[Stede]
STEDE, stee, z.n., vr., der, of van de stede, of stee; meerv. steden, steën. Verkleinw. steedje. Even als stad, eigenlijk eene standplaats, of plaats over het algemeen: Schoon d'aard' mogt van haar standplaats wijken; schoon 't hoogst gebergt' uit zijne stee geworpen wierd in 't hart der zee. L.D.S.P. Wilt gij wel een steedje voor mij bewaren? Zij zat op mijne stee. In ste van aen te vallen. Vond. In stede van werken. In die steden van fluweelen damasten kleederen suldij aendoen den tabbaert der bermhertigheijt. Clare Spieg. Stede en stonde, zie stond. Stedevast, plaatsvast. Kil. Bijzonderlijk, eene vierschaar: een vierschair heet een stede. v. Hass. Een plekje op iemands lijf: hebt gij dat steedje opengekrabd? Het is op zijne armen stee aan stee. Voorts even als stad, welks meervoud, eigenlijk, dat van stede is, in het enkelv. ook eene bewoonde plaats, en bijzonderlijk eene, die in het bezit van zoogenoemde stadsregten is: de burgers dezer stede.
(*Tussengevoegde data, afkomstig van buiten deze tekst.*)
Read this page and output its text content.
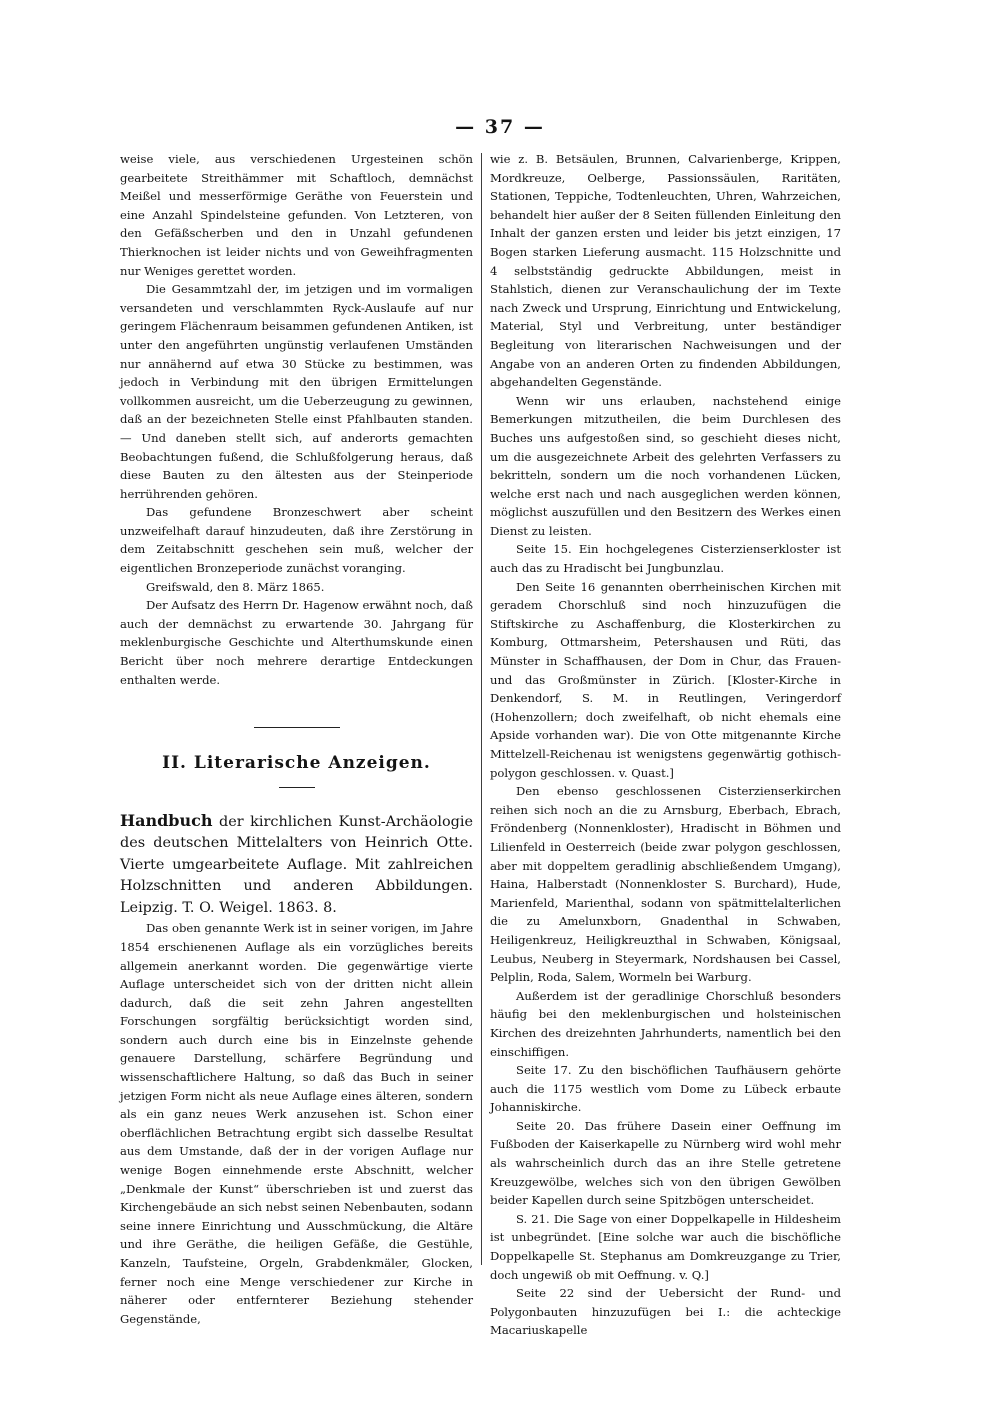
— 37 —

weise viele, aus verschiedenen Urgesteinen schön gearbeitete Streithämmer mit Schaftloch, demnächst Meißel und messerförmige Geräthe von Feuerstein und eine Anzahl Spindelsteine gefunden. Von Letzteren, von den Gefäßscherben und den in Unzahl gefundenen Thierknochen ist leider nichts und von Geweihfragmenten nur Weniges gerettet worden.

Die Gesammtzahl der, im jetzigen und im vormaligen versandeten und verschlammten Ryck-Auslaufe auf nur geringem Flächenraum beisammen gefundenen Antiken, ist unter den angeführten ungünstig verlaufenen Umständen nur annähernd auf etwa 30 Stücke zu bestimmen, was jedoch in Verbindung mit den übrigen Ermittelungen vollkommen ausreicht, um die Ueberzeugung zu gewinnen, daß an der bezeichneten Stelle einst Pfahlbauten standen. — Und daneben stellt sich, auf anderorts gemachten Beobachtungen fußend, die Schlußfolgerung heraus, daß diese Bauten zu den ältesten aus der Steinperiode herrührenden gehören.

Das gefundene Bronzeschwert aber scheint unzweifelhaft darauf hinzudeuten, daß ihre Zerstörung in dem Zeitabschnitt geschehen sein muß, welcher der eigentlichen Bronzeperiode zunächst voranging.

Greifswald, den 8. März 1865.

Der Aufsatz des Herrn Dr. Hagenow erwähnt noch, daß auch der demnächst zu erwartende 30. Jahrgang für meklenburgische Geschichte und Alterthumskunde einen Bericht über noch mehrere derartige Entdeckungen enthalten werde.

II. Literarische Anzeigen.

Handbuch der kirchlichen Kunst-Archäologie des deutschen Mittelalters von Heinrich Otte. Vierte umgearbeitete Auflage. Mit zahlreichen Holzschnitten und anderen Abbildungen. Leipzig. T. O. Weigel. 1863. 8.

Das oben genannte Werk ist in seiner vorigen, im Jahre 1854 erschienenen Auflage als ein vorzügliches bereits allgemein anerkannt worden. Die gegenwärtige vierte Auflage unterscheidet sich von der dritten nicht allein dadurch, daß die seit zehn Jahren angestellten Forschungen sorgfältig berücksichtigt worden sind, sondern auch durch eine bis in Einzelnste gehende genauere Darstellung, schärfere Begründung und wissenschaftlichere Haltung, so daß das Buch in seiner jetzigen Form nicht als neue Auflage eines älteren, sondern als ein ganz neues Werk anzusehen ist. Schon einer oberflächlichen Betrachtung ergibt sich dasselbe Resultat aus dem Umstande, daß der in der vorigen Auflage nur wenige Bogen einnehmende erste Abschnitt, welcher „Denkmale der Kunst“ überschrieben ist und zuerst das Kirchengebäude an sich nebst seinen Nebenbauten, sodann seine innere Einrichtung und Ausschmückung, die Altäre und ihre Geräthe, die heiligen Gefäße, die Gestühle, Kanzeln, Taufsteine, Orgeln, Grabdenkmäler, Glocken, ferner noch eine Menge verschiedener zur Kirche in näherer oder entfernterer Beziehung stehender Gegenstände,

wie z. B. Betsäulen, Brunnen, Calvarienberge, Krippen, Mordkreuze, Oelberge, Passionssäulen, Raritäten, Stationen, Teppiche, Todtenleuchten, Uhren, Wahrzeichen, behandelt hier außer der 8 Seiten füllenden Einleitung den Inhalt der ganzen ersten und leider bis jetzt einzigen, 17 Bogen starken Lieferung ausmacht. 115 Holzschnitte und 4 selbstständig gedruckte Abbildungen, meist in Stahlstich, dienen zur Veranschaulichung der im Texte nach Zweck und Ursprung, Einrichtung und Entwickelung, Material, Styl und Verbreitung, unter beständiger Begleitung von literarischen Nachweisungen und der Angabe von an anderen Orten zu findenden Abbildungen, abgehandelten Gegenstände.

Wenn wir uns erlauben, nachstehend einige Bemerkungen mitzutheilen, die beim Durchlesen des Buches uns aufgestoßen sind, so geschieht dieses nicht, um die ausgezeichnete Arbeit des gelehrten Verfassers zu bekritteln, sondern um die noch vorhandenen Lücken, welche erst nach und nach ausgeglichen werden können, möglichst auszufüllen und den Besitzern des Werkes einen Dienst zu leisten.

Seite 15. Ein hochgelegenes Cisterzienserkloster ist auch das zu Hradischt bei Jungbunzlau.

Den Seite 16 genannten oberrheinischen Kirchen mit geradem Chorschluß sind noch hinzuzufügen die Stiftskirche zu Aschaffenburg, die Klosterkirchen zu Komburg, Ottmarsheim, Petershausen und Rüti, das Münster in Schaffhausen, der Dom in Chur, das Frauen- und das Großmünster in Zürich. [Kloster-Kirche in Denkendorf, S. M. in Reutlingen, Veringerdorf (Hohenzollern; doch zweifelhaft, ob nicht ehemals eine Apside vorhanden war). Die von Otte mitgenannte Kirche Mittelzell-Reichenau ist wenigstens gegenwärtig gothisch-polygon geschlossen. v. Quast.]

Den ebenso geschlossenen Cisterzienserkirchen reihen sich noch an die zu Arnsburg, Eberbach, Ebrach, Fröndenberg (Nonnenkloster), Hradischt in Böhmen und Lilienfeld in Oesterreich (beide zwar polygon geschlossen, aber mit doppeltem geradlinig abschließendem Umgang), Haina, Halberstadt (Nonnenkloster S. Burchard), Hude, Marienfeld, Marienthal, sodann von spätmittelalterlichen die zu Amelunxborn, Gnadenthal in Schwaben, Heiligenkreuz, Heiligkreuzthal in Schwaben, Königsaal, Leubus, Neuberg in Steyermark, Nordshausen bei Cassel, Pelplin, Roda, Salem, Wormeln bei Warburg.

Außerdem ist der geradlinige Chorschluß besonders häufig bei den meklenburgischen und holsteinischen Kirchen des dreizehnten Jahrhunderts, namentlich bei den einschiffigen.

Seite 17. Zu den bischöflichen Taufhäusern gehörte auch die 1175 westlich vom Dome zu Lübeck erbaute Johanniskirche.

Seite 20. Das frühere Dasein einer Oeffnung im Fußboden der Kaiserkapelle zu Nürnberg wird wohl mehr als wahrscheinlich durch das an ihre Stelle getretene Kreuzgewölbe, welches sich von den übrigen Gewölben beider Kapellen durch seine Spitzbögen unterscheidet.

S. 21. Die Sage von einer Doppelkapelle in Hildesheim ist unbegründet. [Eine solche war auch die bischöfliche Doppelkapelle St. Stephanus am Domkreuzgange zu Trier, doch ungewiß ob mit Oeffnung. v. Q.]

Seite 22 sind der Uebersicht der Rund- und Polygonbauten hinzuzufügen bei I.: die achteckige Macariuskapelle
Daar ter stede. Want, als men dit woord in deze beteekenis op zich zelf bezigt, schrijft men het voluit; maar in de zamenstell.: meestal stee; zoo als in steehuis, zie stadhuis. Van stede, of stee, in de laatste beteekenis, komen stedelijk, stedeling, stedewaarts, steedsch. Ter stede heeft M. Stok. dikwerf voor terstond. Zamenstell.: steehuis, steekind,
steeman, steevoogd, enz. Daarentegen heeft stede in stedehouder, of steehouder, steebewaarder, enz. de kracht van eene plaats over het algemeen, even als in: bedstede, hofstede, legerstede, slaapstede, woonstede, enz.
Stede, stee, hoogd. stätte, neders. stede, angels. stede, steda, Isid. stedi, Ottfrid. steti, is met stad afkomstig van staan. Oul. was het ook bijvoegel.: mit stedê moede. Lev. J.C.